紀伊國屋書店など新規加入/プレミアムセール上位狙う/東京トーハン会

東京トーハン会は11月18日、東京・新宿区のトーハン本社で第7回総会を開催。会員42法人(委任状24法人)が出席した。
はじめに武田初男会長(芳進堂書店)が「平成26年度全国プレミアムセールの実績は全国23位と、前年の最下位33位から順位を上げた。組織を充実させねばと、紀伊國屋書店、博文堂書店、ブックスフジ、スーパーブックスと強力な4法人に加入していただいた。今年度も上期30位と低迷しているが、下期は上位に行けるのではないか」とあいさつ。議案審議ではすべての議案を原案通り承認し、閉会した。

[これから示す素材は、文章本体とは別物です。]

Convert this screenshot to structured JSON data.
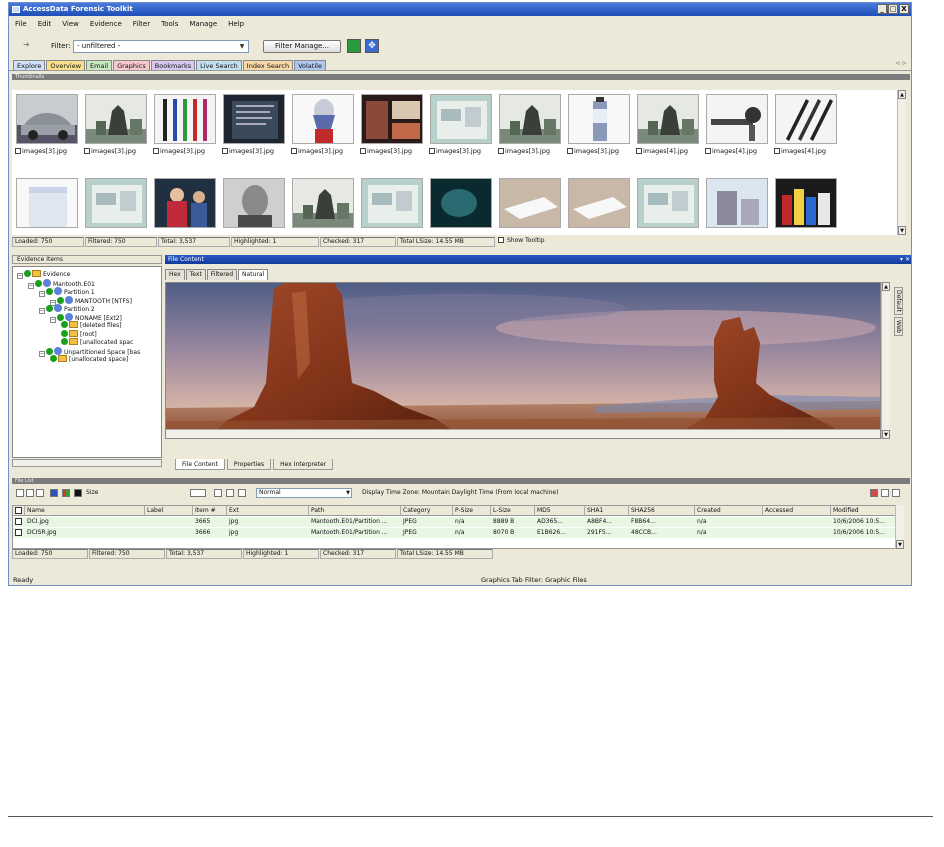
{
  "window": {
    "title": "AccessData Forensic Toolkit",
    "min": "_",
    "max": "□",
    "close": "X"
  },
  "menu": [
    "File",
    "Edit",
    "View",
    "Evidence",
    "Filter",
    "Tools",
    "Manage",
    "Help"
  ],
  "toolbar": {
    "filter_label": "Filter:",
    "filter_value": "- unfiltered -",
    "filter_manager": "Filter Manage..."
  },
  "tabs": [
    {
      "label": "Explore",
      "color": "#cfe0f8"
    },
    {
      "label": "Overview",
      "color": "#f8e08a"
    },
    {
      "label": "Email",
      "color": "#c8e8c0"
    },
    {
      "label": "Graphics",
      "color": "#f8c8d0"
    },
    {
      "label": "Bookmarks",
      "color": "#d8c8f0"
    },
    {
      "label": "Live Search",
      "color": "#c0e0f0"
    },
    {
      "label": "Index Search",
      "color": "#f8d8a8"
    },
    {
      "label": "Volatile",
      "color": "#b0c8f0"
    }
  ],
  "thumbnails_header": "Thumbnails",
  "thumbnails": [
    {
      "caption": "images[3].jpg",
      "kind": "car"
    },
    {
      "caption": "images[3].jpg",
      "kind": "statue"
    },
    {
      "caption": "images[3].jpg",
      "kind": "pens-color"
    },
    {
      "caption": "images[3].jpg",
      "kind": "dark-doc"
    },
    {
      "caption": "images[3].jpg",
      "kind": "bust"
    },
    {
      "caption": "images[3].jpg",
      "kind": "poster"
    },
    {
      "caption": "images[3].jpg",
      "kind": "drawing"
    },
    {
      "caption": "images[3].jpg",
      "kind": "statue"
    },
    {
      "caption": "images[3].jpg",
      "kind": "bottle"
    },
    {
      "caption": "images[4].jpg",
      "kind": "statue"
    },
    {
      "caption": "images[4].jpg",
      "kind": "tool"
    },
    {
      "caption": "images[4].jpg",
      "kind": "pens"
    },
    {
      "caption": "",
      "kind": "box"
    },
    {
      "caption": "",
      "kind": "drawing"
    },
    {
      "caption": "",
      "kind": "people"
    },
    {
      "caption": "",
      "kind": "portrait"
    },
    {
      "caption": "",
      "kind": "statue"
    },
    {
      "caption": "",
      "kind": "drawing"
    },
    {
      "caption": "",
      "kind": "teal"
    },
    {
      "caption": "",
      "kind": "white"
    },
    {
      "caption": "",
      "kind": "white"
    },
    {
      "caption": "",
      "kind": "drawing"
    },
    {
      "caption": "",
      "kind": "building"
    },
    {
      "caption": "",
      "kind": "products"
    }
  ],
  "thumb_status": [
    "Loaded: 750",
    "Filtered: 750",
    "Total: 3,537",
    "Highlighted: 1",
    "Checked: 317",
    "Total LSize: 14.55 MB",
    "Show Tooltip"
  ],
  "evidence_panel_title": "Evidence Items",
  "evidence_tree": [
    {
      "label": "Evidence",
      "depth": 0,
      "icon": "folder-blue"
    },
    {
      "label": "Mantooth.E01",
      "depth": 1,
      "icon": "drive"
    },
    {
      "label": "Partition 1",
      "depth": 2,
      "icon": "disk"
    },
    {
      "label": "MANTOOTH [NTFS]",
      "depth": 3,
      "icon": "volume"
    },
    {
      "label": "Partition 2",
      "depth": 2,
      "icon": "disk"
    },
    {
      "label": "NONAME [Ext2]",
      "depth": 3,
      "icon": "volume"
    },
    {
      "label": "[deleted files]",
      "depth": 4,
      "icon": "folder"
    },
    {
      "label": "[root]",
      "depth": 4,
      "icon": "folder"
    },
    {
      "label": "[unallocated spac",
      "depth": 4,
      "icon": "folder"
    },
    {
      "label": "Unpartitioned Space [bas",
      "depth": 2,
      "icon": "disk"
    },
    {
      "label": "[unallocated space]",
      "depth": 3,
      "icon": "folder"
    }
  ],
  "file_content_title": "File Content",
  "file_content_tabs": [
    "Hex",
    "Text",
    "Filtered",
    "Natural"
  ],
  "side_tabs": [
    "Default",
    "Web"
  ],
  "bottom_tabs": [
    "File Content",
    "Properties",
    "Hex Interpreter"
  ],
  "file_list_header": "File List",
  "file_list_toolbar": {
    "size_value": "Normal",
    "timezone": "Display Time Zone: Mountain Daylight Time  (From local machine)",
    "size_label": "Size"
  },
  "columns": [
    "Name",
    "Label",
    "Item #",
    "Ext",
    "Path",
    "Category",
    "P-Size",
    "L-Size",
    "MD5",
    "SHA1",
    "SHA256",
    "Created",
    "Accessed",
    "Modified"
  ],
  "rows": [
    [
      "DCI.jpg",
      "",
      "3665",
      "jpg",
      "Mantooth.E01/Partition ...",
      "JPEG",
      "n/a",
      "8889 B",
      "AD365...",
      "A8BF4...",
      "F8B64...",
      "n/a",
      "",
      "10/6/2006 10:5..."
    ],
    [
      "DCISR.jpg",
      "",
      "3666",
      "jpg",
      "Mantooth.E01/Partition ...",
      "JPEG",
      "n/a",
      "8070 B",
      "E1B626...",
      "291F5...",
      "48CCB...",
      "n/a",
      "",
      "10/6/2006 10:5..."
    ]
  ],
  "list_status": [
    "Loaded: 750",
    "Filtered: 750",
    "Total: 3,537",
    "Highlighted: 1",
    "Checked: 317",
    "Total LSize: 14.55 MB"
  ],
  "status": {
    "left": "Ready",
    "center": "Graphics Tab Filter: Graphic Files"
  }
}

総会終了後、懇親会を行い、書店18店34名、出版社74社86名、トーハン10名が出席。トーハンの藤井武彦社長は「書高雑低」と現状報告し、前月号・今月号の並列販売、定期購読キャンペーンなど雑誌増売のための施策を説明。さらに、客注は品揃え、スピード、コストともアマゾンに負けないものになったとして、「まだマーケットを掘り起こし、需要を喚起できる。新しいチャレンジに参画していただきたい」と求めた。
出版社を代表して池田書店の池田豊社長があいさつしたあと、新規加入書店の紀伊國屋書店の高井昌史社長は「東京の順位を上げると入会した。増売もだが読書推進に先頭に立って取り組むことで、出版界の回復につなげたい」と話した。